Douglas Blackstock, Chief Executive of QAA, said: ‘Our motivation to undertake external quality assurance for alternative providers was that they were recruiting large numbers of international students and those students deserved to know that they were getting a higher education qualification that was at the same standard as if they had applied to a university. Over time, we built very strong relationships with the bodies that represent alternative providers. They add to higher education’s diversity of provision and anyone applying now has the assurance of a good experience and a valuable qualification.’

Lisa George, former Deputy Chair of American Association Study Abroad Programmes, said: ‘At the start, we struggled with the fact that the QAA model and our models were out of sync. However, it ultimately turned into a very positive relationship and experience, which was hugely beneficial to our providers, students and stakeholders. The negativity at the beginning evolved to great positivity by the end.’

Alex Proudfoot, Chief Executive Officer of Independent Higher Education, said: ‘The initial response from independent providers to the changes was quite negative. It was seen as an imposition by government and highly disruptive. It was only when reviews started and had become well embedded that this scepticism was gradually replaced by a realisation that the discipline of the review process was helping many providers to bring about change and improvements in their own internal quality assurance processes. Without going through two cycles of the QAA review process, it would be far more difficult for many providers to navigate successfully the new OfS regulatory system.’
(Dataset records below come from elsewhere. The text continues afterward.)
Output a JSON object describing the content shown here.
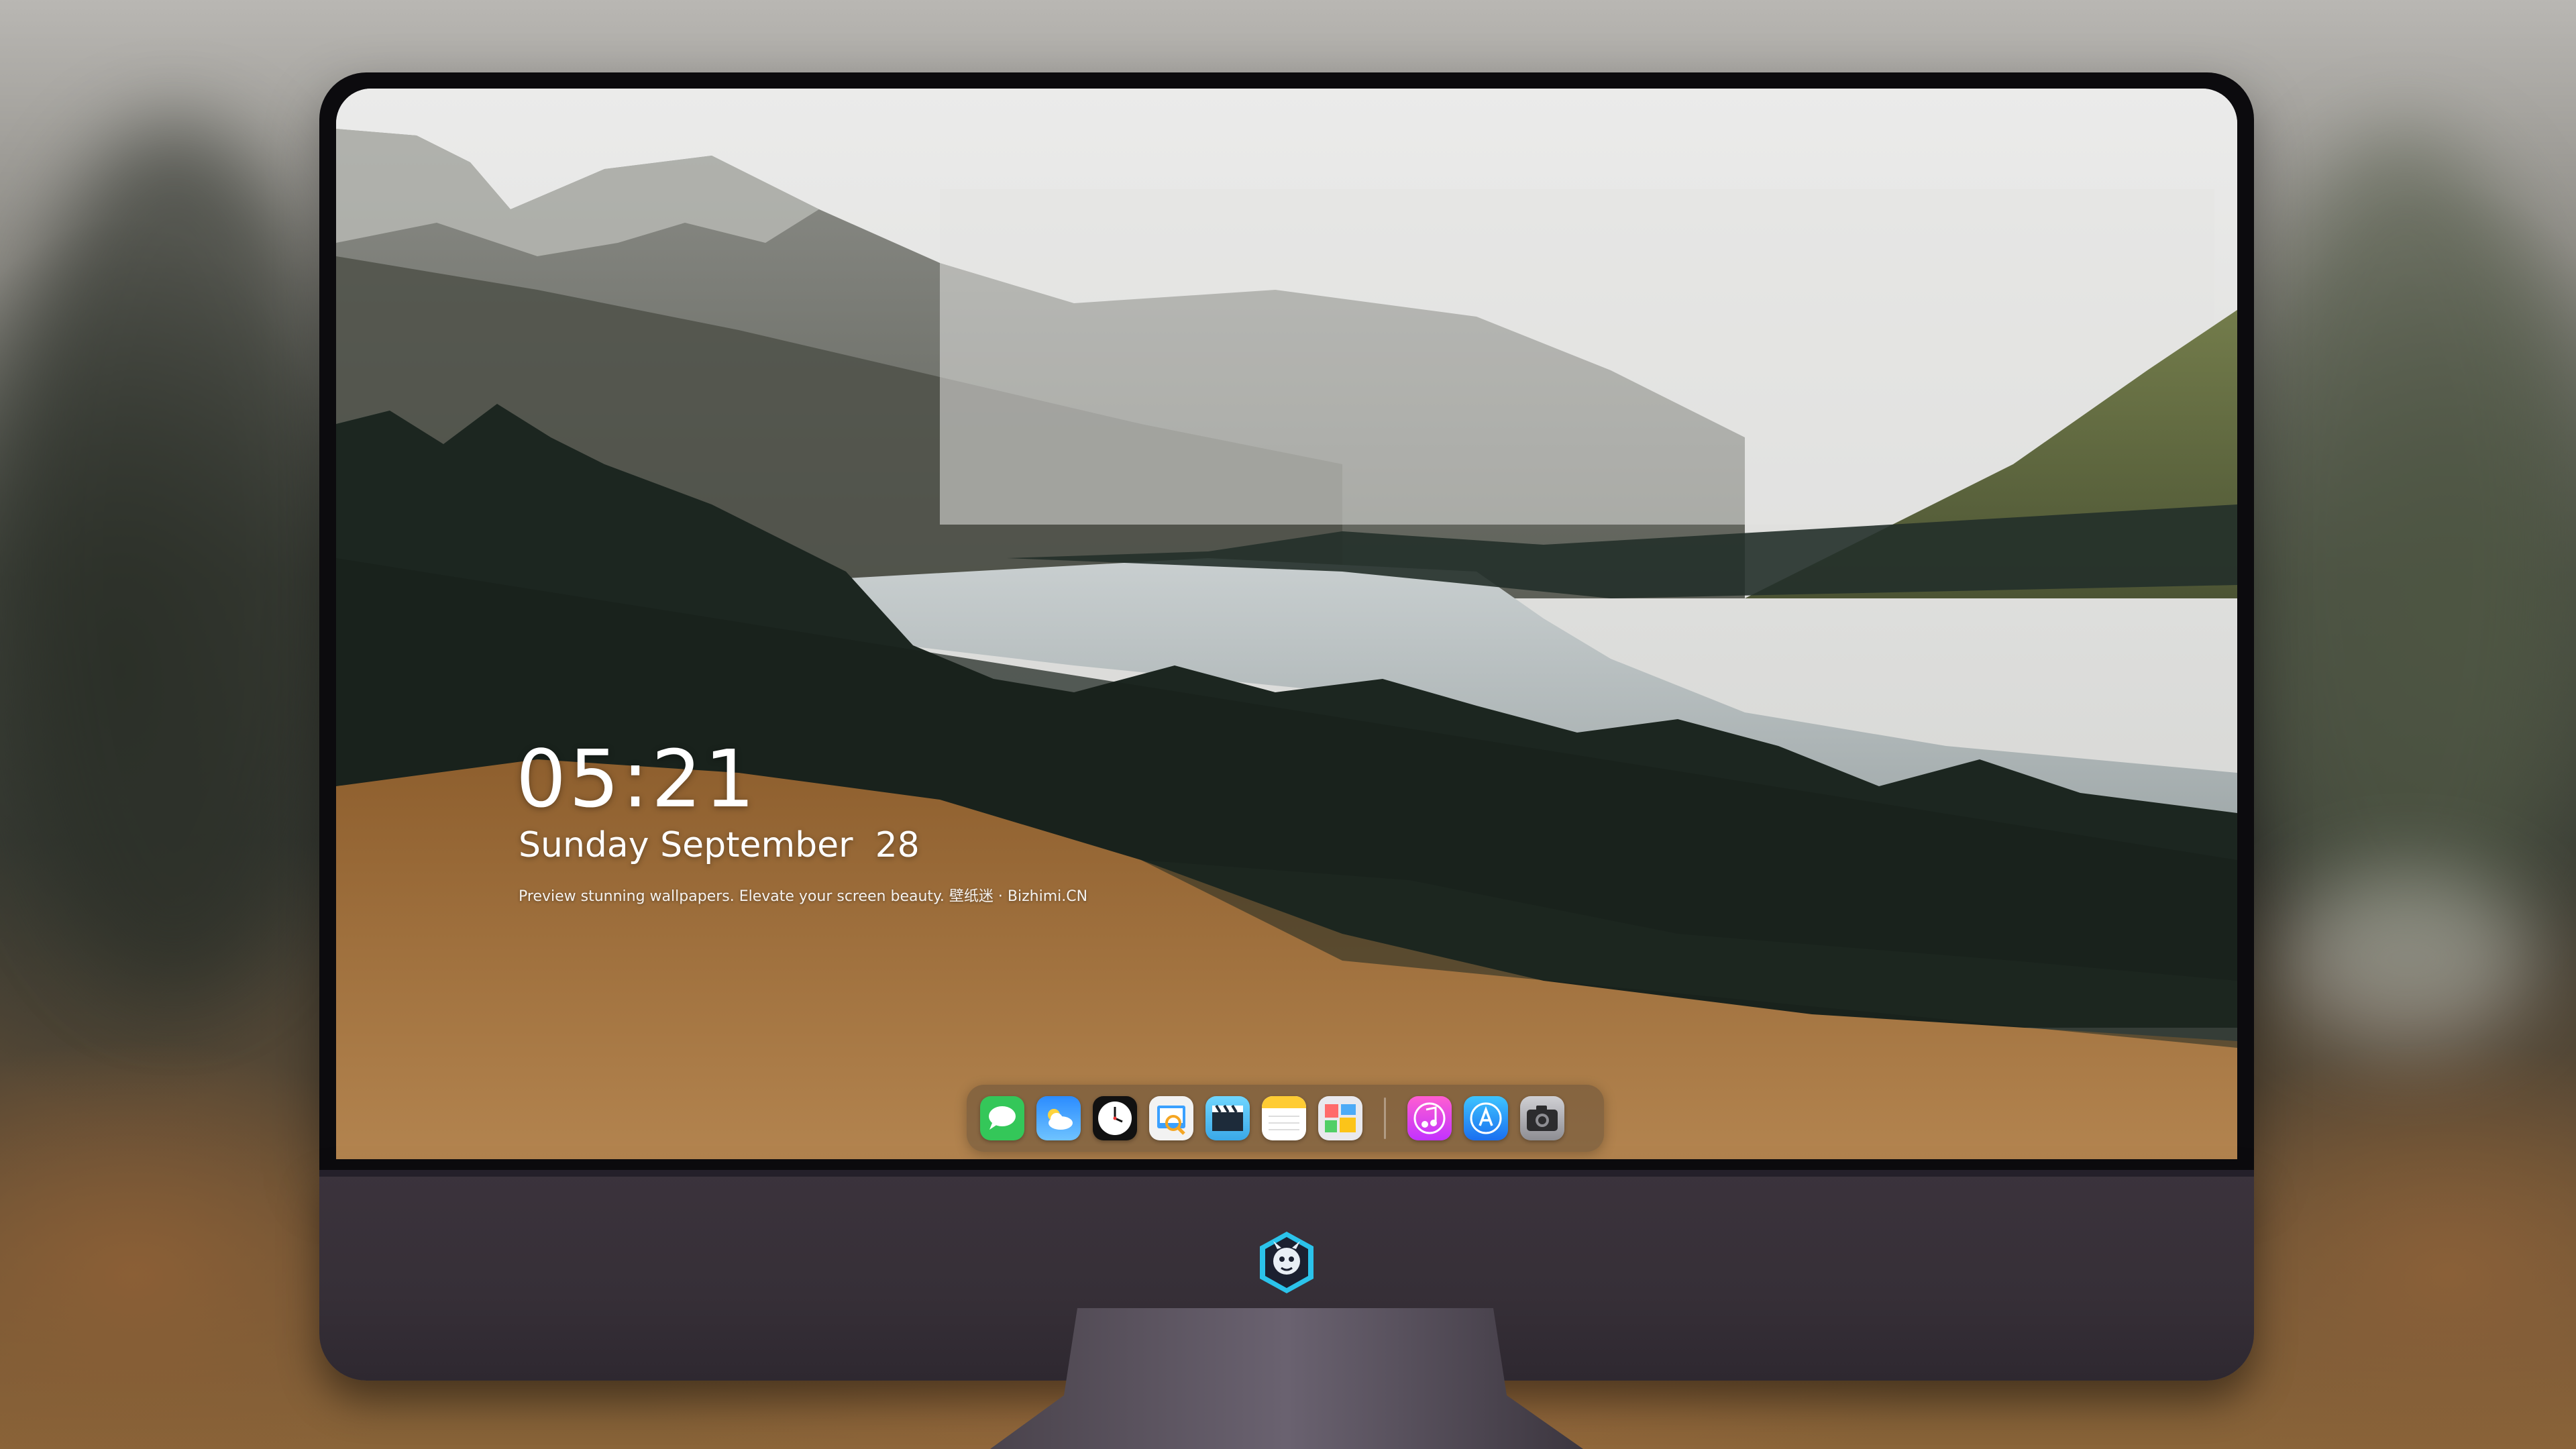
{
  "lockscreen": {
    "time": "05:21",
    "date": "Sunday September  28",
    "tagline": "Preview stunning wallpapers. Elevate your screen beauty. 壁纸迷 · Bizhimi.CN"
  },
  "dock": {
    "apps": [
      {
        "name": "messages-icon"
      },
      {
        "name": "weather-icon"
      },
      {
        "name": "clock-icon"
      },
      {
        "name": "preview-icon"
      },
      {
        "name": "video-editor-icon"
      },
      {
        "name": "notes-icon"
      },
      {
        "name": "photo-board-icon"
      },
      {
        "name": "music-icon"
      },
      {
        "name": "app-store-icon"
      },
      {
        "name": "camera-icon"
      }
    ]
  },
  "colors": {
    "bezel": "#0c0b0e",
    "chin": "#362f37",
    "messages": "#34c759",
    "weather": "#1e90ff",
    "music": "#e040fb",
    "app_store": "#1a8cff"
  }
}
Paul Kirkham, Chief Executive Officer of The Institute of Contemporary Music Performance, said: ‘The outcome is that we have been able to create something that has enabled us to meet all regulatory requirements over many years and now we are in a position to apply for our own degree awarding powers. The downside of this is that we have effectively replicated the existing system, and we still harbour ambition to drive more innovation and change that will benefit student, taxpayer and employers alike.’